Unleashing the Power of Hierarchical Variational Autoencoder for Predicting Breast Cancer

Breast cancer continues to be a major health concern worldwide. Early and accurate prediction is crucial for effective treatment and improving survival rates. Computer Aided Diagnosis system serves as an invaluable tool for radiologists, aiming to reduce diagnostic errors and enhance the accuracy of diagnosis. These systems incorporate various processing techniques, including pre-processing, segmentation, feature extraction, and classification. Moreover, deep learning methods frequently suffer from sub optimal performance and demand substantial computational resources. This study focuses on developing an automated classification model for mammography images to aid in breast cancer diagnosis. Our proposed model initiates with noise removal using median filters, followed by the removal of the pectoral muscle in images through the Canny-edge detection method.
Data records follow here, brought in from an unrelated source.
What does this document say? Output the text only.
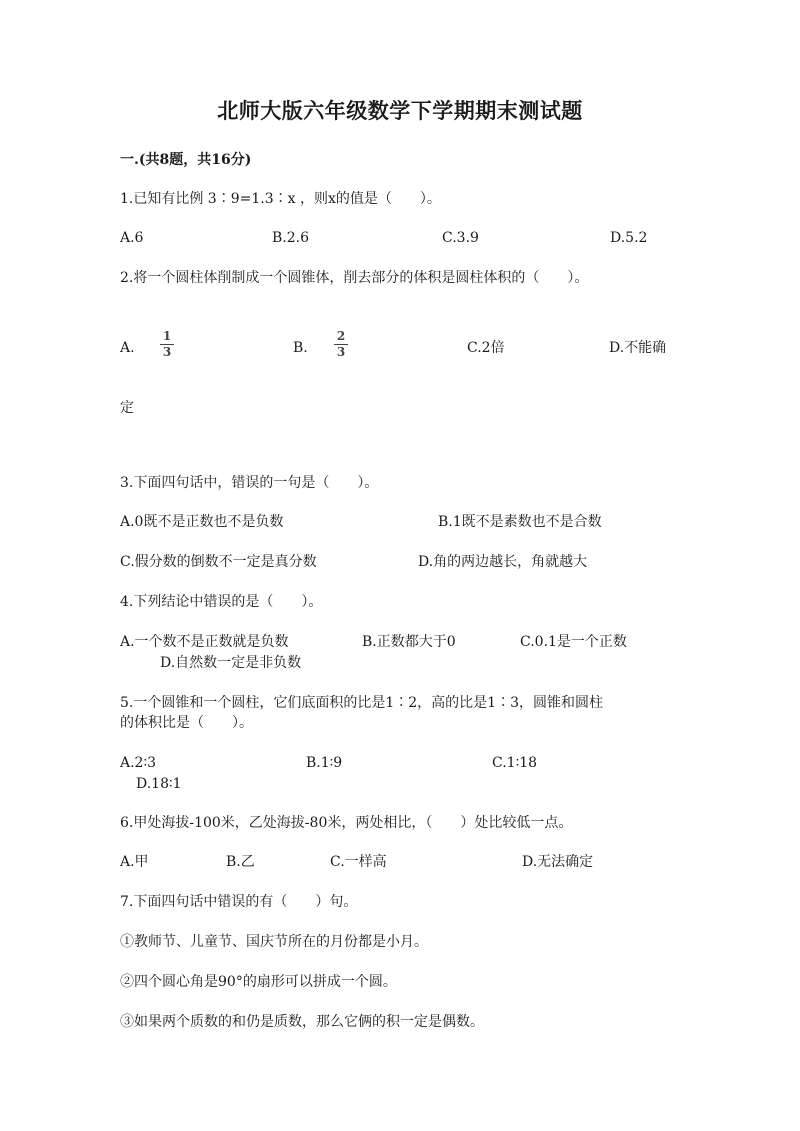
北师大版六年级数学下学期期末测试题
一.(共8题，共16分)
1.已知有比例 3∶9=1.3∶x ，则x的值是（　　）。
A.6	B.2.6	C.3.9	D.5.2
2.将一个圆柱体削制成一个圆锥体，削去部分的体积是圆柱体积的（　　）。
A.
1
3	B.
2
3	C.2倍	D.不能确
定
3.下面四句话中，错误的一句是（　　）。
A.0既不是正数也不是负数	B.1既不是素数也不是合数
C.假分数的倒数不一定是真分数	D.角的两边越长，角就越大
4.下列结论中错误的是（　　）。
A.一个数不是正数就是负数	B.正数都大于0	C.0.1是一个正数
D.自然数一定是非负数
5.一个圆锥和一个圆柱，它们底面积的比是1∶2，高的比是1∶3，圆锥和圆柱
的体积比是（　　）。
A.2∶3	B.1∶9	C.1∶18
D.18∶1
6.甲处海拔-100米，乙处海拔-80米，两处相比，（　　）处比较低一点。
A.甲	B.乙	C.一样高	D.无法确定
7.下面四句话中错误的有（　　）句。
①教师节、儿童节、国庆节所在的月份都是小月。
②四个圆心角是90°的扇形可以拼成一个圆。
③如果两个质数的和仍是质数，那么它俩的积一定是偶数。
On these preprocessed images, we applied data augmentation using a two-point crossover technique, addressing issues of small datasets and class imbalances common in medical image analysis. The images then undergo multi-scale representation via the fourth-order complex diffusion algorithm. Feature extraction is conducted on these multi-scaled images using a Hierarchical Variational Auto-encoders and then classified using a Support Vector Machine. Employing fourth-order complex diffusion for initial multi-scale representation significantly enhances the accuracy of feature extraction resulting in robust classification performance. The training process involves two different datasets like MIAS and the KAU-BCMD. Test results for the KAU-BCMD dataset include: accuracy of 99.80%, Area Under the Curve of 99.30%, F1-score of 99.20%, balanced accuracy of 99.80%, and Matthews correlation coefficient of 99.20%. For the MIAS dataset, test results show accuracy of 99.30%, Area Under the Curve of 99.10%, F1-score of 98.30%, balanced accuracy of 99.00%, and Matthews correlation coefficient of 99.00%. Our validation results clearly indicate that the integration of fourth-order complex diffusion and Hierarchical Variational Auto-encoder in computer aided diagnosis systems addresses the limitations of traditional methods and sets a new benchmark in medical image analysis, ensuring better patient outcomes.